By Jenna Ebener
“[You] may have power, together with all the Lord’s holy people, to grasp how wide and long and high and deep is the love of Christ, and to know this love that surpasses knowledge — that you may be filled to the measure of all the fullness of God” (Ephesians 3:18-19).
I have a picture in my office with a scene from the movie “Finding Dory.” It is an image of lines of shells spiraling out from a central point. (Spoiler alert) The shells were laid out by Dory’s parents after she got separated from them as a child. They knew she liked to follow shells, so they made a new path of shells every day until Dory finally found her way back to them. That image of shells, I feel, captures parents’ love for their children and how much they will automatically do for them.
I especially connect that mindset with our students’ families. As a social worker, I interact with numerous families and get to know them well during interviews I do for special education purposes. These families often have unique situations. They have children with intense medical needs who often require constant supervision and care. Their children are dependent on them for such things as tube feeding to toileting to getting dressed. These families often do not get to see their children develop milestones at a typical pace and are taking care of them even more when they are 20 years old than when they were 1.
As their children get older, these families are performing the same tasks, trying to get their now heavier children out of wheelchairs or carry them upstairs. Instead of sending their children off to college, these families continue to be awakened multiple times throughout the night to take care of their children’s needs. Families with children with intense self-injurious and aggressive behaviors are getting hit on a daily basis by their children who are growing bigger and stronger every day.
Our families are faced with these daily struggles that I cannot fathom. I may experience a sample of what they go through, but at school I have other staff to rely on. I can go home at the end of the day and unwind. Our families do not have that option. Yet, many of them possess a joy and love that is so heartwarming. They struggle with their challenges but many accept them because they are so utterly in love with their children. So many of them see their children as heroes; these beautiful children of God who cannot express their needs or wants. They see their children as incredible gifts of God who are an inspiration for all who meet them. They believe that their children can continue to grow and learn, even if not at a typical pace. These families are in love with every aspect of their children and rejoice with the school team at every baby step. Their love of their children is so palpable that it is difficult to be in a meeting with them and not tear up.

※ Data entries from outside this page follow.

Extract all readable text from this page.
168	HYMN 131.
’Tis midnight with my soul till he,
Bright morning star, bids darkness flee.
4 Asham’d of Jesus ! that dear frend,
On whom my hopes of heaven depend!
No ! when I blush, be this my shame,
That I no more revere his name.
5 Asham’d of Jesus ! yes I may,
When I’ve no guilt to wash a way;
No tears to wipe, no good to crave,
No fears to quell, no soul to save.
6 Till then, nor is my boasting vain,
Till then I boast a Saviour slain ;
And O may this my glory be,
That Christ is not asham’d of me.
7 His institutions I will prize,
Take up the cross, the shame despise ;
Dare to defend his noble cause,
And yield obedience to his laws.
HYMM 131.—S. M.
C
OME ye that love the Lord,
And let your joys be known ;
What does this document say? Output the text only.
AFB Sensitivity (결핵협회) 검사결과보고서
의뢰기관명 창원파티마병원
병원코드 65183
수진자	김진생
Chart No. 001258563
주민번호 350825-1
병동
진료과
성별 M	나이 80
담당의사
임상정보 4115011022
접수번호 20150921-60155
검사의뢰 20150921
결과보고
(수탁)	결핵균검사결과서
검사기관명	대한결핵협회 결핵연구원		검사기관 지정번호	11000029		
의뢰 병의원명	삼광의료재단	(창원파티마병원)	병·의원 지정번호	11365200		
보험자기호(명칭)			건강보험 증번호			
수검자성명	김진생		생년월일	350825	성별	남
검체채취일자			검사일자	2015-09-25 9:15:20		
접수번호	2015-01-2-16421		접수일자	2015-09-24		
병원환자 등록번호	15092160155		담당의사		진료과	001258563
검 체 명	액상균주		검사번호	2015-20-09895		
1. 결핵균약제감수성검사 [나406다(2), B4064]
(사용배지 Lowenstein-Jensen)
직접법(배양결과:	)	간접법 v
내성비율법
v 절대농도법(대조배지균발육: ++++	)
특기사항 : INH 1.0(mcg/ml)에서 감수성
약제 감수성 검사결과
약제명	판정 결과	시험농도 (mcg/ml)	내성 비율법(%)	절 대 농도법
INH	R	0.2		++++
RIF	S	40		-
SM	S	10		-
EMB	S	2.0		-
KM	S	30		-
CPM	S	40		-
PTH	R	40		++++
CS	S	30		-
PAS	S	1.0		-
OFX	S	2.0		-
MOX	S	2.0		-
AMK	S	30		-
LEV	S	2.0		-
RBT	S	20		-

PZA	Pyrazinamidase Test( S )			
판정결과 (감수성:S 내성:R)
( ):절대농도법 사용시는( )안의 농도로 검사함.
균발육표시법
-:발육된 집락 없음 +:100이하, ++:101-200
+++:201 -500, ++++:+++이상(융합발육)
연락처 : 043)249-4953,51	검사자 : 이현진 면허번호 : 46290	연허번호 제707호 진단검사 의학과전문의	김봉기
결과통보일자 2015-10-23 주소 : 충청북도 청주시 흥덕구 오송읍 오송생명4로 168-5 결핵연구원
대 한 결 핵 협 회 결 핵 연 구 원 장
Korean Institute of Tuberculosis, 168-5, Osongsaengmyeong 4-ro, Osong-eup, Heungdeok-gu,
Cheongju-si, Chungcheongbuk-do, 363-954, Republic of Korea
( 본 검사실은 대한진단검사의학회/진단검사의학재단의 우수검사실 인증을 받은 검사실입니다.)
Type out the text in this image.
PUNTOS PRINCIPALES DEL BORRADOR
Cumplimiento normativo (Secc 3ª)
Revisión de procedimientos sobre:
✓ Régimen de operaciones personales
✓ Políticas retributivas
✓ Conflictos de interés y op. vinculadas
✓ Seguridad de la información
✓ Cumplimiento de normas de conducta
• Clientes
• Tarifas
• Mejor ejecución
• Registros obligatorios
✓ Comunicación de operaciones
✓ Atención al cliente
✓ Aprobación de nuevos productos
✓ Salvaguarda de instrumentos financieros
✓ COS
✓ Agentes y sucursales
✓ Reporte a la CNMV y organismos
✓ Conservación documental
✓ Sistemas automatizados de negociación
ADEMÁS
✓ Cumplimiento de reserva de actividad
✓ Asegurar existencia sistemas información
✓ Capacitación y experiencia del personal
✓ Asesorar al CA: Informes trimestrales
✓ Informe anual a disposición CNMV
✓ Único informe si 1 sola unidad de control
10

Our school has regular meetings in the evenings to review our students’ Individualized Education Plans (IEPs). I was originally disappointed when one of those nights landed on a monthly praise and worship night that I cherish attending. Afterwards, I realized I did not miss out on spending time with God. I had just spent an entire evening looking into the tender eyes of God through our parents. What greater image of God is there than parents completely in love with their children?
(Editor’s note: Jenna Ebener, a graduate of St. Ambrose University in Davenport, is a social worker at a school in Colorado for students with a combination of medical, cognitive and behavior disabilities. She relies on God every day to aid her on this wonderful, yet intense journey.)